For clinical use, candidate biomarkers would require:
- analytically validated site-specific assays;
- prospective cohorts;
- comparison with standard clinical predictors;
- independent replication;
- evidence of incremental discrimination or clinical utility.
The review does not apply these criteria rigorously.
10. It is not a systematic review
The paper does not provide a reproducible search strategy, inclusion criteria, risk-of-bias assessment or evidence grading. Its breadth is valuable, but publication bias is likely: positive mechanistic findings will be disproportionately represented, while failed replication and null studies may be absent.
Overall assessment
This is a highly useful and unusually current reference review. Its main scientific message—that lactylation may form a reversible metabolic regulatory layer extending from chromatin to RNA processing, metabolic enzymes, DNA repair and protein organisation—is persuasive as a research framework.
However, the evidence does not yet justify treating lactylation as a single, well-defined master regulatory system or a clinically validated therapeutic target. The field remains dominated by cell and animal experiments, low or uncertain modification stoichiometry, pleiotropic metabolic interventions and incomplete chemical discrimination among different forms of lactylation.
The most defensible conclusion is:
Lactylation is a genuine and potentially important family of metabolically sensitive protein modifications, but only a subset of the thousands of reported sites has yet been shown to be causal, physiologically abundant and therapeutically actionable.
The highest-priority next steps are quantitative site occupancy, stereoisomer-specific detection, direct measurement of compartmental lactyl-CoA or lactate–AMP, site-specific genetic validation, comparison with competing acetylation, and prospective human studies.
electrostatic etc
Not explicitly. I found no discussion in the paper using terms such as “electrostatic”, “charge neutralisation”, or “loss of lysine positive charge.”
The paper does say that lactylation can alter:
- protein conformation and stability;
- protein–protein interactions;
- DNA binding;
- RNA binding;
- phase separation;
- chromatin accessibility.
For example, it describes lactylation of p53 as impairing DNA binding and liquid–liquid phase separation, and lactylation of various proteins as either strengthening or weakening molecular interactions.

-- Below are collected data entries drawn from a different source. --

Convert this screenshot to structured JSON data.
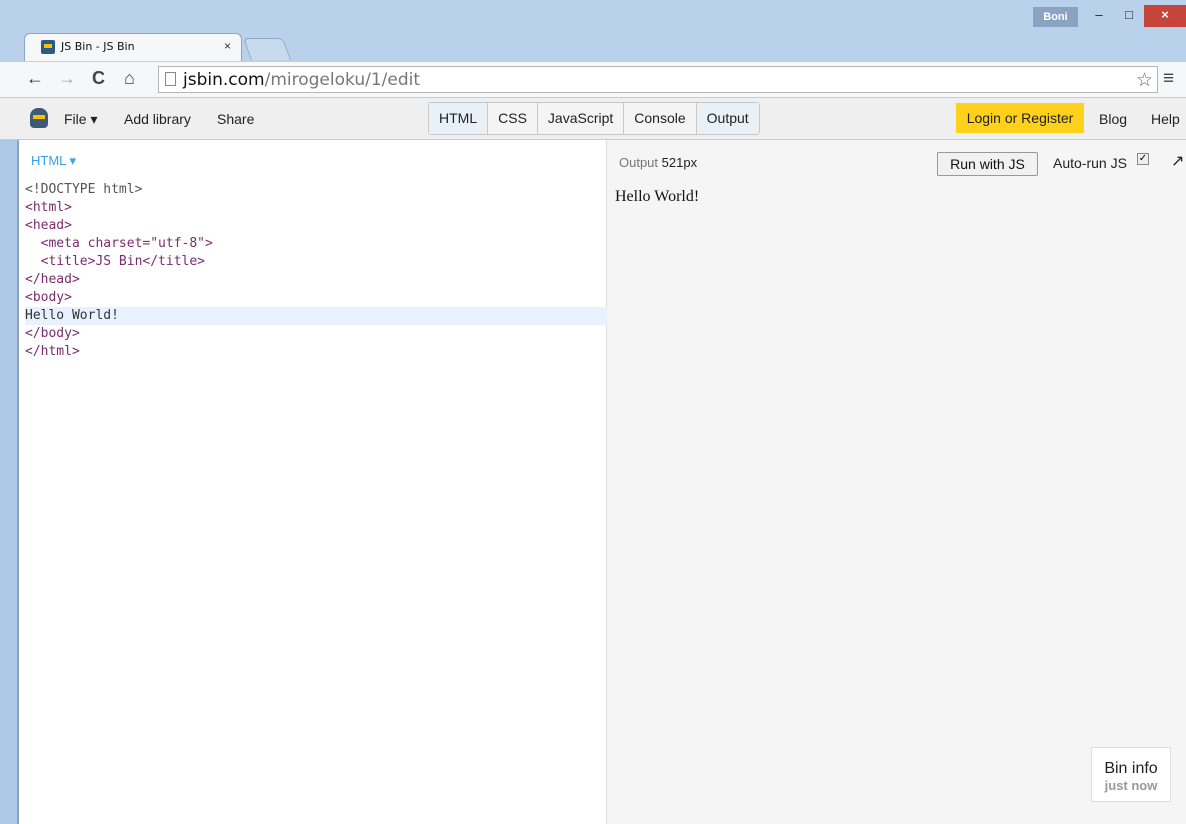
{
  "browser": {
    "tab_title": "JS Bin - JS Bin",
    "tab_close": "×",
    "user": "Boni",
    "window_controls": {
      "minimize": "–",
      "maximize": "□",
      "close": "×"
    },
    "url_host": "jsbin.com",
    "url_path": "/mirogeloku/1/edit",
    "nav": {
      "back": "←",
      "forward": "→",
      "reload": "C",
      "home": "⌂",
      "star": "☆",
      "menu": "≡"
    }
  },
  "jsbin": {
    "menu": {
      "file": "File ▾",
      "add_library": "Add library",
      "share": "Share"
    },
    "panels": [
      "HTML",
      "CSS",
      "JavaScript",
      "Console",
      "Output"
    ],
    "login": "Login or Register",
    "blog": "Blog",
    "help": "Help"
  },
  "editor": {
    "label": "HTML ▾",
    "lines": [
      "<!DOCTYPE html>",
      "<html>",
      "<head>",
      "  <meta charset=\"utf-8\">",
      "  <title>JS Bin</title>",
      "</head>",
      "<body>",
      "Hello World!",
      "</body>",
      "</html>"
    ]
  },
  "output": {
    "label": "Output",
    "size": "521px",
    "run_button": "Run with JS",
    "autorun_label": "Auto-run JS",
    "autorun_checked": true,
    "popout": "↗",
    "content": "Hello World!",
    "bin_info_title": "Bin info",
    "bin_info_time": "just now"
  }
}
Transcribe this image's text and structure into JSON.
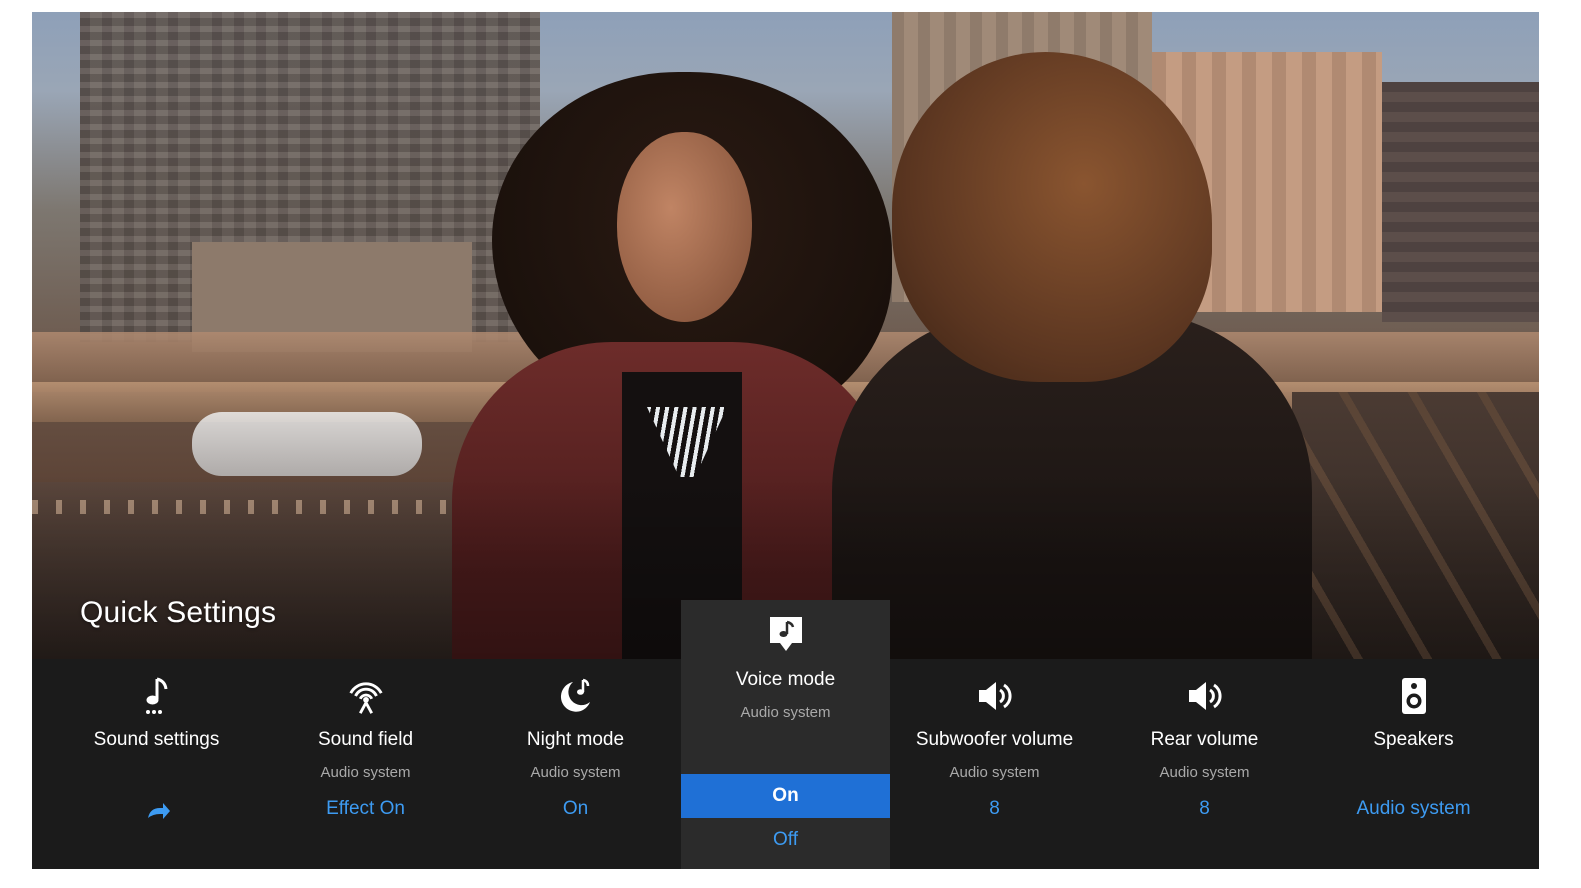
{
  "screen": {
    "title": "Quick Settings"
  },
  "tiles": [
    {
      "id": "sound-settings",
      "icon": "music-note-dots-icon",
      "label": "Sound settings",
      "sub": "",
      "value": "",
      "value_icon": "share-arrow-icon"
    },
    {
      "id": "sound-field",
      "icon": "signal-broadcast-icon",
      "label": "Sound field",
      "sub": "Audio system",
      "value": "Effect On"
    },
    {
      "id": "night-mode",
      "icon": "moon-note-icon",
      "label": "Night mode",
      "sub": "Audio system",
      "value": "On"
    },
    {
      "id": "voice-mode",
      "icon": "speech-bubble-note-icon",
      "label": "Voice mode",
      "sub": "Audio system",
      "options": [
        "On",
        "Off"
      ],
      "selected": "On"
    },
    {
      "id": "subwoofer-volume",
      "icon": "speaker-volume-icon",
      "label": "Subwoofer volume",
      "sub": "Audio system",
      "value": "8"
    },
    {
      "id": "rear-volume",
      "icon": "speaker-volume-icon",
      "label": "Rear volume",
      "sub": "Audio system",
      "value": "8"
    },
    {
      "id": "speakers",
      "icon": "speaker-box-icon",
      "label": "Speakers",
      "sub": "",
      "value": "Audio system"
    }
  ],
  "colors": {
    "panel_bg": "#1b1b1b",
    "active_tile_bg": "#2b2b2b",
    "accent": "#3d9bf2",
    "selected_option_bg": "#1f70d6",
    "subtext": "#a9a9a9"
  }
}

But it generally reports these as observed functional effects rather than explaining them through electrostatics.
Chemically, an electrostatic mechanism is quite plausible. Unmodified lysine normally carries a positively charged ε-amino group at physiological pH. Lactylation converts that amine into a neutral amide:
Lys−NH3+→Lys−NH−CO−CHOH−CH3
This removes a positive charge and adds a larger polar group. It could therefore:
- weaken attraction to negatively charged DNA or RNA;
- alter salt bridges within proteins;
- change protein–protein binding surfaces;
- reduce histone–DNA attraction;
- affect condensate formation and phase separation.
The paper’s examples are compatible with such effects, but the review does not clearly identify charge neutralisation as the underlying mechanism. Indeed, near its conclusion it says that future molecular studies should investigate how lactylation changes protein structure and the precise mechanisms by which those structural effects alter function.
So the electrostatic consequence is an important mechanistic omission from an otherwise broad review.